Social isolation, with the person cutting themselves off from people they know, is common among those considering suicide.

3. Taking risks with their health

If a friend is taking excessive risks with their life, that’s a clear sign that they might not care whether they live or die.

Risky behaviour includes reckless driving, increased use of drugs and alcohol, and even suddenly taking part in dangerous sports.

Someone who is suicidal won’t have their health as a priority, which can be shown through risky behaviours or simply no longer bothering with basic health care, such as skipping doctor’s appointments, stopping medication, and not eating well.

4. Accessing lethal means

This often seems like an obvious sign that someone is suicidal, but it’s so easily dismissed or overlooked.

If your friend makes an offhand remark about having large amounts of medication or possessing some other means of causing harm to themselves, take this very seriously.

The same goes for if you find that someone you care about has lethal means in their possesion and is keeping these secret and hidden.

Someone who is suicidal might show an interest in methods of suicide, researching online, mentioning cases of suicide, or talking about dangerous acts.

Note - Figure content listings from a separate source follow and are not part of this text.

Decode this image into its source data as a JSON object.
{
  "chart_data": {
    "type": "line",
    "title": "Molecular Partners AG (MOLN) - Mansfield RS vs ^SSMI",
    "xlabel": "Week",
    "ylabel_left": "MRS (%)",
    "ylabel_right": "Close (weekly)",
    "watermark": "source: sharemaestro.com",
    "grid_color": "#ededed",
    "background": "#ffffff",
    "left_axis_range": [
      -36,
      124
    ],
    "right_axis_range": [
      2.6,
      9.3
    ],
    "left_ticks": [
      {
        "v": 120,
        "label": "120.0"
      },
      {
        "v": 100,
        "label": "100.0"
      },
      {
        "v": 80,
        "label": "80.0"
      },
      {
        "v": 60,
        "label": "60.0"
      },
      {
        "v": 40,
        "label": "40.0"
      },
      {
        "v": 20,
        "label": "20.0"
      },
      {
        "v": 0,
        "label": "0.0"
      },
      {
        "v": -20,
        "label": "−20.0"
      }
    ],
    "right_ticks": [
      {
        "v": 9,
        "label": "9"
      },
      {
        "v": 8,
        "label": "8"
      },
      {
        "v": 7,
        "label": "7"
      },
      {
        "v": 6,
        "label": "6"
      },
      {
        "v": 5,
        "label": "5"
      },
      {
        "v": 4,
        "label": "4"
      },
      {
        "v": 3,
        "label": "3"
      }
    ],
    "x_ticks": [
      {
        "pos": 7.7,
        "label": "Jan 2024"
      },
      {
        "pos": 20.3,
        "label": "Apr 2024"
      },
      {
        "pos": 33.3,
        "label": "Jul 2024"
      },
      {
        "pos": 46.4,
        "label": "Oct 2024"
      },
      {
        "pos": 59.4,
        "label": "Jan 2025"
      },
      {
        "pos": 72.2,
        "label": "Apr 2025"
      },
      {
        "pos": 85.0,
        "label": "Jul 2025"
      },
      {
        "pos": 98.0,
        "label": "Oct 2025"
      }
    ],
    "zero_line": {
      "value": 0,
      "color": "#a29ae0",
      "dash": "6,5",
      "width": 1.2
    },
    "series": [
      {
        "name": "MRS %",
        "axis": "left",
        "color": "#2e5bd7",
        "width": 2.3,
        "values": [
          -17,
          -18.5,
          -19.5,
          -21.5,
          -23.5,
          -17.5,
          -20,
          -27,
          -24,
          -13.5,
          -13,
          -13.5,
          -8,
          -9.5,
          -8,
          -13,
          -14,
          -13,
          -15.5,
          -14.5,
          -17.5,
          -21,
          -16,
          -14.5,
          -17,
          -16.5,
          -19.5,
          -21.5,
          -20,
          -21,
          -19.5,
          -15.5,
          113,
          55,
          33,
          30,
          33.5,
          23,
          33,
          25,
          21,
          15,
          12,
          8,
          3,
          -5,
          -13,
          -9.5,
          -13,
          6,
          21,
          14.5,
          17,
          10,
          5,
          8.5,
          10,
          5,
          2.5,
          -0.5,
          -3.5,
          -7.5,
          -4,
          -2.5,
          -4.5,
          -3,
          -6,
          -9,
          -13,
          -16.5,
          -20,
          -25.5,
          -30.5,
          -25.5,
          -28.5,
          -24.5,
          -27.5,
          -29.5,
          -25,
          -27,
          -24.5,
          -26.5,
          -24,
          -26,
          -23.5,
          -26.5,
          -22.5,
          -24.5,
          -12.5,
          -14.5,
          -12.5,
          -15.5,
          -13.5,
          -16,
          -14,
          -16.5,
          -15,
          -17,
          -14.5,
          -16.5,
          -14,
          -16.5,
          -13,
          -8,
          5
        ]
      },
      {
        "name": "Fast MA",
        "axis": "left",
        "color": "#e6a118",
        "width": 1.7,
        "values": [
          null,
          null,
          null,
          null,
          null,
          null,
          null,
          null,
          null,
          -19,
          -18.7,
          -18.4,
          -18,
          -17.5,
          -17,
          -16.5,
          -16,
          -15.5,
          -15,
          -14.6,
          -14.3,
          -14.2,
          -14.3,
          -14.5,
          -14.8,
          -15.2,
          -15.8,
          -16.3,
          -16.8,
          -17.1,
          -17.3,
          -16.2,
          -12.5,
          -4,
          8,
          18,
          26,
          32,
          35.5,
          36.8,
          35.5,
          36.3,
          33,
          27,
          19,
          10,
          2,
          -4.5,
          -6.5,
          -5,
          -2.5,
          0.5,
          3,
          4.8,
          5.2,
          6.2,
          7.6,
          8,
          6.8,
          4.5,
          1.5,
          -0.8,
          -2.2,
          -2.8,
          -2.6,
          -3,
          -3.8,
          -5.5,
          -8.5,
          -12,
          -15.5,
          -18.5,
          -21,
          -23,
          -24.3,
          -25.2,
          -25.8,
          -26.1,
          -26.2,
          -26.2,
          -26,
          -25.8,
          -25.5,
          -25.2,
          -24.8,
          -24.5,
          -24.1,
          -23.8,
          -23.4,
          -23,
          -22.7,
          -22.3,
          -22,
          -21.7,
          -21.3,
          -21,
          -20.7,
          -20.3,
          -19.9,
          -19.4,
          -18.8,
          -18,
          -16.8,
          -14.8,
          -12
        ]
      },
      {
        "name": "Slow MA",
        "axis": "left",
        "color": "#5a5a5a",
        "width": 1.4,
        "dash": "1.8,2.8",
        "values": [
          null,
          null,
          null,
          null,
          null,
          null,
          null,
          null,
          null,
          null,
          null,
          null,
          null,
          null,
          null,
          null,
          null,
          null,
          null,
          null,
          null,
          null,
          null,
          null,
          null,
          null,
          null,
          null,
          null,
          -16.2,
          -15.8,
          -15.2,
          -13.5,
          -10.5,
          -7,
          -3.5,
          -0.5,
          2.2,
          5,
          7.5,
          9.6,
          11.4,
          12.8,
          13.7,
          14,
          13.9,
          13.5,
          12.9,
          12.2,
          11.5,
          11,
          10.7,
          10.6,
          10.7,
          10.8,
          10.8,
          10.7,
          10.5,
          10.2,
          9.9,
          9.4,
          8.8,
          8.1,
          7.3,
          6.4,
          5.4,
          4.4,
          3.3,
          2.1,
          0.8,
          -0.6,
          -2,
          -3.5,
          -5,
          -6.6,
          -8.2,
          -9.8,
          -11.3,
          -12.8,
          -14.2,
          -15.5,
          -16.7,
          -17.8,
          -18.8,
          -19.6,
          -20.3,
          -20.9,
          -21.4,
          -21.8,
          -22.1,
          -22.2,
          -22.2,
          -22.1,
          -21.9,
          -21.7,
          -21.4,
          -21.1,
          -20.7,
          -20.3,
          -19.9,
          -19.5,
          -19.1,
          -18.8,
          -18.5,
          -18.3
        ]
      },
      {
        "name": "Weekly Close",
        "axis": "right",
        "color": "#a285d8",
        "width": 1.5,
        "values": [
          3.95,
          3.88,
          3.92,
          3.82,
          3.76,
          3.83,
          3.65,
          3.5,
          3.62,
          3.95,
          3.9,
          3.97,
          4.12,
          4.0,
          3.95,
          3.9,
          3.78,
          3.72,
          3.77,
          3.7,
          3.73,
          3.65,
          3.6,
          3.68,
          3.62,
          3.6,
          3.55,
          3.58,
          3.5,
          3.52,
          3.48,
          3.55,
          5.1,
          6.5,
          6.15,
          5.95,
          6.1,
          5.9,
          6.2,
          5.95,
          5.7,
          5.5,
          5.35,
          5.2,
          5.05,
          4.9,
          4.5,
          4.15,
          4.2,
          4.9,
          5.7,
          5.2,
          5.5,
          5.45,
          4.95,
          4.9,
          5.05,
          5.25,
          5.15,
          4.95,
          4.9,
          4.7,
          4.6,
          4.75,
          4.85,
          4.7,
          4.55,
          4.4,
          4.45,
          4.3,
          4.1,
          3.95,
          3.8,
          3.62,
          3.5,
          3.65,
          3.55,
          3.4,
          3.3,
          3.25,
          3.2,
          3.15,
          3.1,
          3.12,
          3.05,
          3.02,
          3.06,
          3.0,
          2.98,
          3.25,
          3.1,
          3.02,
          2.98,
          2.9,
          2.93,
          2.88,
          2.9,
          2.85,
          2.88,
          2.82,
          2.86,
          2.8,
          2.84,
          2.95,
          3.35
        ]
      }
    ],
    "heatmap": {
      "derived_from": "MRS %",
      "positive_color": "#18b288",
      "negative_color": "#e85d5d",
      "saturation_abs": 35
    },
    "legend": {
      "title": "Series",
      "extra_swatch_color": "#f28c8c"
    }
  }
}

‘This is a clear sign of suicidal idealisation that should never be overlooked,’ says Martina. ‘Accessing or showing interest in lethal means is almost always an obvious sign of suicidal idealisation.’

5. A sudden calmness

‘This is one of the subtle signs of suicidal idealisation,’ says Martina. ‘Transitioning from extreme emotions to almost no concern after a traumatic experience could mean that the person has made up their mind for suicide and no longer cares for anything.

‘Making subtle remarks such as “this is the last time you will see me” or “I’m not here for long” and showing no concern for life.

‘People become calm because they believe that their impending death will solve their problems, so they put every important matter aside and become calm.’

Other signs that someone may be suicidal

  • Feeling restless and agitated
  • Feeling angry and aggressive
  • Feeling tearful
  • Being tired or lacking in energy
  • Not wanting to talk to or be with people
  • Not wanting to do things they usually enjoy
  • Using alcohol or drugs to cope with feelings
  • Finding it hard to cope with everyday things
  • Not replying to messages or being distant
  • Talking about feeling hopeless, helpless or worthless
  • Talking about feeling trapped by life circumstances they can’t see a way out of, or feeling unable to escape their thoughts
  • A change in routine, such as sleeping or eating more or less than normal
  • Engaging in risk-taking behaviour, like gambling or violence

Certain triggering situations should be looked out for, too:

  • loss, including loss of a friend or a family member through bereavement
  • suicide or attempted suicide of family member, friend or public figure
    relationship and family problems
  • housing problems
  • financial worries
  • job-related stress
  • college or study-related pressures
  • bullying, abuse or neglect
  • loneliness and isolation
  • challenging current events
  • depression
  • painful and/or disabling physical illness
  • heavy use of or dependency on alcohol or other drugs


What to do if you’re worried that someone is suicidal

The most important thing is that you do something. Don’t do nothing and remain silent because you’re worried that by bringing up what’s wrong, you’ll make things worse – the worst thing to do is to ignore your worries and make the person feel like no one cares.

Talk to them. You can ask them directly if they feel suicidal and ask what you can do to help – suicide isn’t a dirty word, and just saying it will not cause someone to end their life. It is vital that someone who is suicidal is given the space to talk openly about how they’re feeling and have someone who will listen.

Keep the conversation open and expect to do more listening than talking. Let the person tell you how they’re feeling and what they would like you to do.